Sometimes, too, the places where the engines were set up were protected by wooden bulwarks, which, together with the frame-work itself of the engines, were covered with raw hides, to prevent their being set on fire by the enemy. The number of raw hides required for this purpose was immense, and to obtain them the Monguls slaughtered vast herds of horses and cattle which they plundered from the enemy.

In order to embarrass the enemy in respect to ammunition for their engines, the people of a town, when they heard that the Monguls were coming, used to turn out sometimes in mass, several days before, and gather up all the stones they could find, and throw them into the river, or otherwise put them out of the way.

In some cases, the towns that were threatened, as has already been said, did not attempt to resist, but submitted at once, and cast themselves on the mercy of the conqueror. In such cases the Mongul generals usually spared the lives of the inhabitants, though they plundered their property. It sometimes happened, too, that after attempting to defend themselves for some time, the garrison would become discouraged, and then would attempt to make some terms or conditions with the conqueror before they surrendered. In these cases, however, the terms which the Monguls insisted upon, were often so hard that, rather than yield to them, the garrison would go on fighting to the end.

In one instance there lived in a town that was to be assailed a certain sheikh, or prince, named Kubru, who was a man of very exalted character, as well as of high distinction. The Mongul general whom Genghis Khan had commissioned to take the town was his third son, Oktay. Oktay had heard of the fame of the sheikh, and had conceived a very high respect for him. So he sent a herald to the wall with a passport for the sheikh, and for ten other persons such as he should choose, giving him free permission to leave the town and go wherever he pleased. But the sheikh declined the offer. Then Oktay sent in another passport, with permission to the sheikh to take a thousand men with him. But he still refused. He could not accept Oktay's bounty, he said, unless it were extended to all the Mohammedans in the town.
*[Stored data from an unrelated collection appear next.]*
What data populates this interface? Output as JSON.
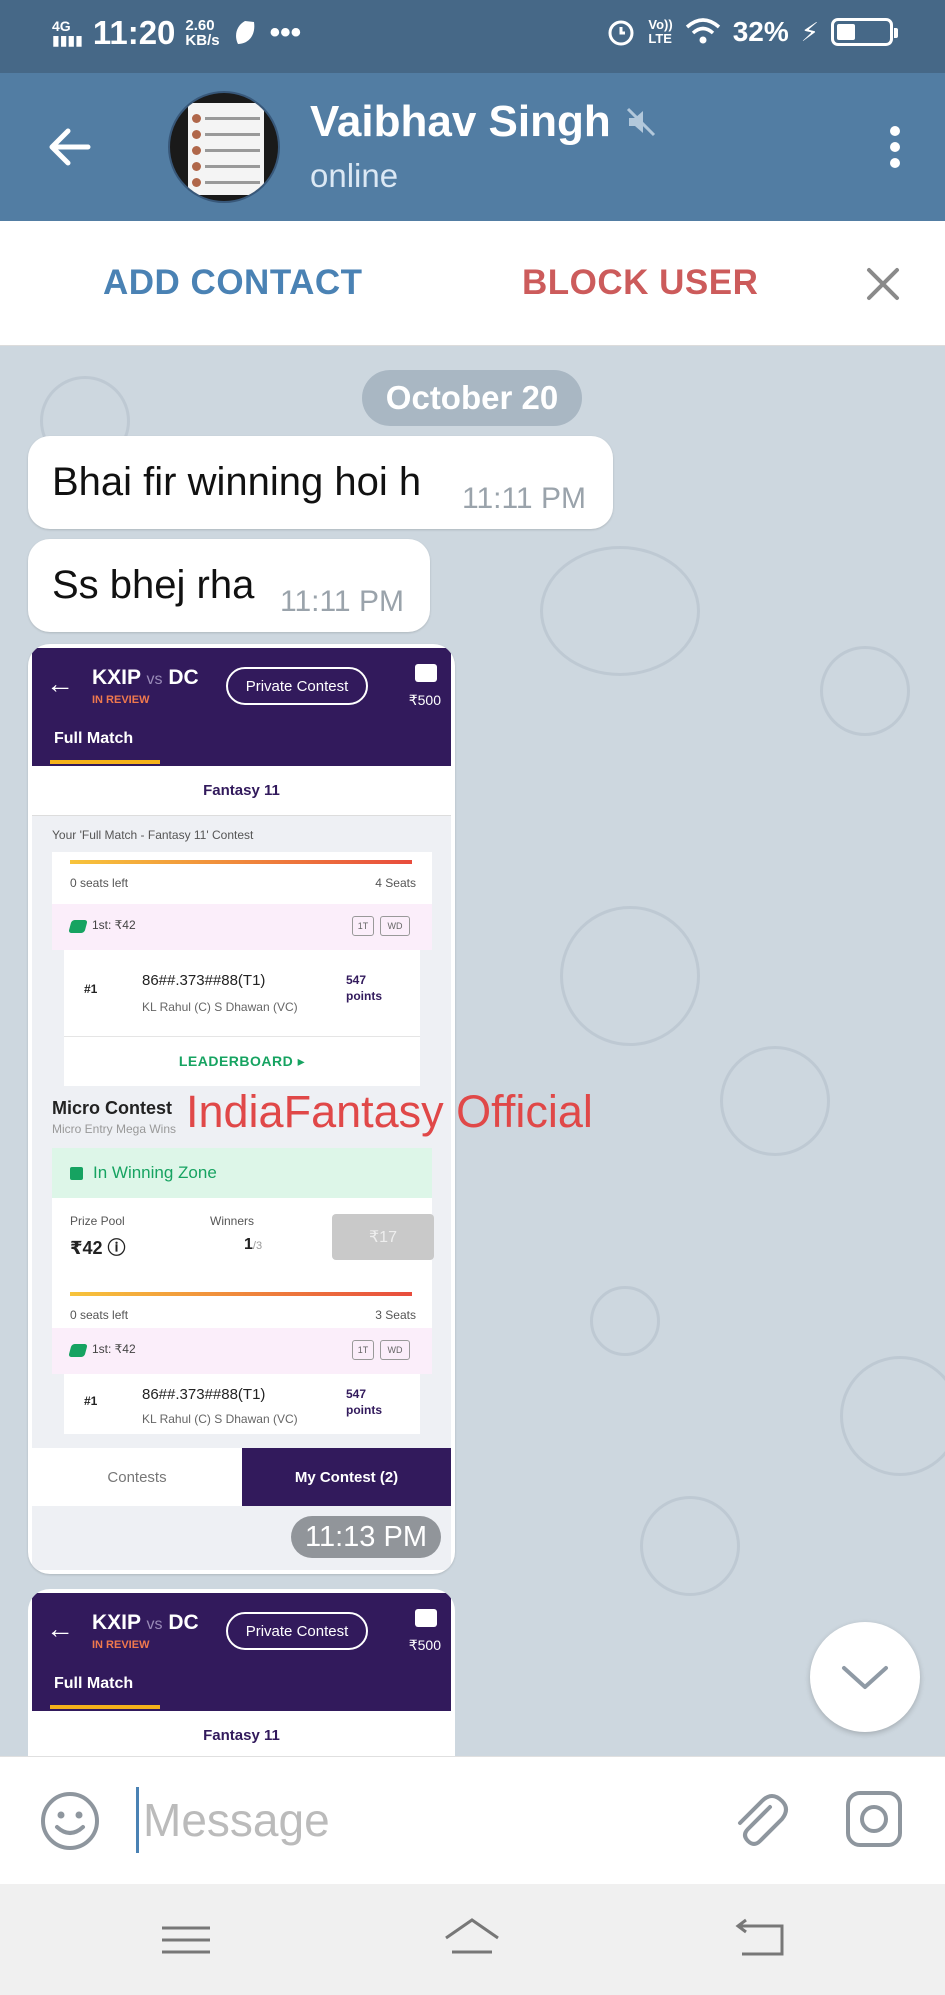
{
  "status_bar": {
    "network": "4G",
    "time": "11:20",
    "speed_value": "2.60",
    "speed_unit": "KB/s",
    "volte_top": "Vo))",
    "volte_bottom": "LTE",
    "battery": "32%",
    "battery_level": 0.32
  },
  "header": {
    "contact_name": "Vaibhav Singh",
    "status": "online"
  },
  "actions": {
    "add_contact": "ADD CONTACT",
    "block_user": "BLOCK USER"
  },
  "chat": {
    "date": "October 20",
    "messages": [
      {
        "text": "Bhai fir winning hoi h",
        "time": "11:11 PM"
      },
      {
        "text": "Ss bhej rha",
        "time": "11:11 PM"
      }
    ],
    "photo_time": "11:13 PM",
    "watermark": "IndiaFantasy Official"
  },
  "screenshot": {
    "match_team1": "KXIP",
    "match_vs": "vs",
    "match_team2": "DC",
    "status": "IN REVIEW",
    "private_contest": "Private Contest",
    "wallet": "₹500",
    "tab": "Full Match",
    "subtab": "Fantasy 11",
    "contest_heading": "Your 'Full Match - Fantasy 11' Contest",
    "seats_left": "0 seats left",
    "seats_total_1": "4 Seats",
    "first_prize": "1st: ₹42",
    "badge_1t": "1T",
    "badge_wd": "WD",
    "rank": "#1",
    "team_id": "86##.373##88(T1)",
    "captains": "KL Rahul (C)     S Dhawan (VC)",
    "points_value": "547",
    "points_label": "points",
    "leaderboard": "LEADERBOARD ▸",
    "micro_title": "Micro Contest",
    "micro_sub": "Micro Entry Mega Wins",
    "winning_zone": "In Winning Zone",
    "prize_pool_label": "Prize Pool",
    "prize_pool_value": "₹42 ⓘ",
    "winners_label": "Winners",
    "winners_value": "1",
    "winners_total": "/3",
    "entry_fee": "₹17",
    "seats_total_2": "3 Seats",
    "tab_contests": "Contests",
    "tab_my_contest": "My Contest (2)"
  },
  "composer": {
    "placeholder": "Message"
  },
  "colors": {
    "header": "#527da3",
    "status_bar": "#466887",
    "add_contact": "#4a82b4",
    "block_user": "#cc5b5b",
    "watermark": "#e04848"
  }
}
He was obliged to take his lot with the rest, for he was bound to his people by ties too strong to be easily sundered.

So the siege went on, and at the end of it, when the town was carried, the sheikh was slain with the rest in the streets, where he stood his ground to the last, fighting like a lion.

All the Mohammedan chieftains, however, did not possess so noble a spirit as this. One chieftain, when he found that the Monguls were coming, caused himself to be let down with ropes from the wall in the night, and so made his escape, leaving the town and the garrison to their fate.

The garrisons of the towns, knowing that they had little mercy to expect from their terrible enemies, fought often very desperately to the last, as they would have done against beasts of prey. They would suddenly open the gates and rush out in large bands, provided with combustibles of all kinds and torches, with which they would set fire to the engines of the besiegers, and then get back again within the walls before the Monguls could recover sufficiently from the alarm and confusion to intercept them. In this manner they destroyed a great many of the engines, and killed vast numbers of men.

Still the Monguls would persevere, and, sooner or later, the place was sure to fall. Then, when the inhabitants found that all hope was over, they had become so desperate in their hatred of their foes that they would sometimes set the town on fire with their own hands, and throw themselves and their wives and children into the flames, rather than fall into the hands of their infuriated enemies.

The cruelties which the Monguls perpetrated upon their unhappy victims when, after a long resistance, they finally gained possession of a town, were indeed dreadful. They usually ordered all the people to come out to an open space on the plain, and there, after taking out all the young and able-bodied men, who could be made useful in bringing stones and setting up engines, and other such labors, and also all the young and beautiful women, to be divided among the army or sold as slaves, they would put the rest together in a mass, and kill them all by shooting at them with arrows, just as if they had been beasts surrounded in a chase, excepting that the excitement and pleasure of shooting into such a mass of human victims, and of hearing the shrieks and cries of their terror, was probably infinitely greater to their brutal murderers than if it had been a herd of lions, tigers, and wolves that they were destroying.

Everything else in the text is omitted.